Bei der gut besuchten Feier im Festsaal der Klinik würdigte der Altlandrat besonders den Initiator, Gründungsvorsitzenden Reinhold Bertram. Lob zollte er auch der Nachfolgerin Anneliese Schneider-Bauer, unter deren Führung die Marke von 250 Mitgliedern überschritten wurde.
Vorsitzender Ammon erinnerte in seiner Festrede an den satzungsgemäßen Auftrag der Fördergesellschaft „...insbesondere die Akzeptanz der Klinik Fränkische Schweiz zu fördern und die Qualität der medizinischen Leistungen weiter zu verbessern”.
Dem sei nichts hinzuzufügen, konstatierte der Altlandrat. Dennoch merkte er an, dass sich Arzt, Pfleger/in oder sonstiger Mitarbeiter der Klinik bewusst machen müsse, dass es hier um das Wohl und Wehe von Menschen geht: Menschen, die gesund werden wollen.
In dieser Klinik müsse der Patient als Ganzes gesehen und behandelt werden, denn die Klinik Fränkische Schweiz sei ja schließlich eine Fachklinik für Innere Medizin und Geriatrie, und umfasse den ganzen Menschen. Die Klinik, um deren Wohlergehen sich der Förderkreis im Interesse der Patienten in einem Höchstmaße bemühe, habe einen guten Ruf zu verteidigen: Sie sei ein besonderes leistungsfähiges Krankenhaus mit menschlichem Antlitz.

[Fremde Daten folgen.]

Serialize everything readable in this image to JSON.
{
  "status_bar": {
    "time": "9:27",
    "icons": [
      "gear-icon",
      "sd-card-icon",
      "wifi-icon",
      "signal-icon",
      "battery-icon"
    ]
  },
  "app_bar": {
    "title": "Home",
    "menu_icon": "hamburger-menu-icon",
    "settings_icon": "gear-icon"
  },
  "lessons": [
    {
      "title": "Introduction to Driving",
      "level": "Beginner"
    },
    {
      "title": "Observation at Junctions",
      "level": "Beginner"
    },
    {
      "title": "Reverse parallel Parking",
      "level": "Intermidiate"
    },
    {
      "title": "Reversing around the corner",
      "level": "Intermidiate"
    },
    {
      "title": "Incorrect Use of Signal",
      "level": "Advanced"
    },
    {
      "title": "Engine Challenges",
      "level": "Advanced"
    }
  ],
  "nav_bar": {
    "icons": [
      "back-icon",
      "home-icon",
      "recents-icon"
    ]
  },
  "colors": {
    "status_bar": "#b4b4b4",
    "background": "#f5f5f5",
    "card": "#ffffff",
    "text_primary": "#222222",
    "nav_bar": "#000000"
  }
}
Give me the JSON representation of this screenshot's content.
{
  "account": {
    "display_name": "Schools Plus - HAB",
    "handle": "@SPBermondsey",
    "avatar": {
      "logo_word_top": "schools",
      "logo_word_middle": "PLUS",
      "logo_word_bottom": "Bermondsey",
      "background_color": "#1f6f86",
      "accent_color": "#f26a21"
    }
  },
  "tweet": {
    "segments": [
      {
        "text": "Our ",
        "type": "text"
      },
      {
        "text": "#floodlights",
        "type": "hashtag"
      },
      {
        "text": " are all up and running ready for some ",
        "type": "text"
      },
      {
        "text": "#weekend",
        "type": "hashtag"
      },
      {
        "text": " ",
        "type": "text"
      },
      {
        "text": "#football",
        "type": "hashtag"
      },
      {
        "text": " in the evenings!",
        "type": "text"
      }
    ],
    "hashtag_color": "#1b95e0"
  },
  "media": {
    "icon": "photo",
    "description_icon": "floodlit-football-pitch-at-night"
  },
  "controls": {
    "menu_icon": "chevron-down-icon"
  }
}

Der Altlandrat begrüßt in seiner Eigenschaft als Vorsitzender der Fördergesellschaft die beabsichtigte Angliederung einer Altenpflegeeinrichtung mit 60 Pflegebetten. Dadurch werde ein medizinisch und pflegerisch notwendiges Angebot geschaffen, das die notwendige Daseinsvorsorge für ältere Menschen im Raum Ebermannstadt nachhaltig verbessere. Gleichzeitig würden aber auch Arbeitsplätze erhalten und zusätzlich neue geschaffen.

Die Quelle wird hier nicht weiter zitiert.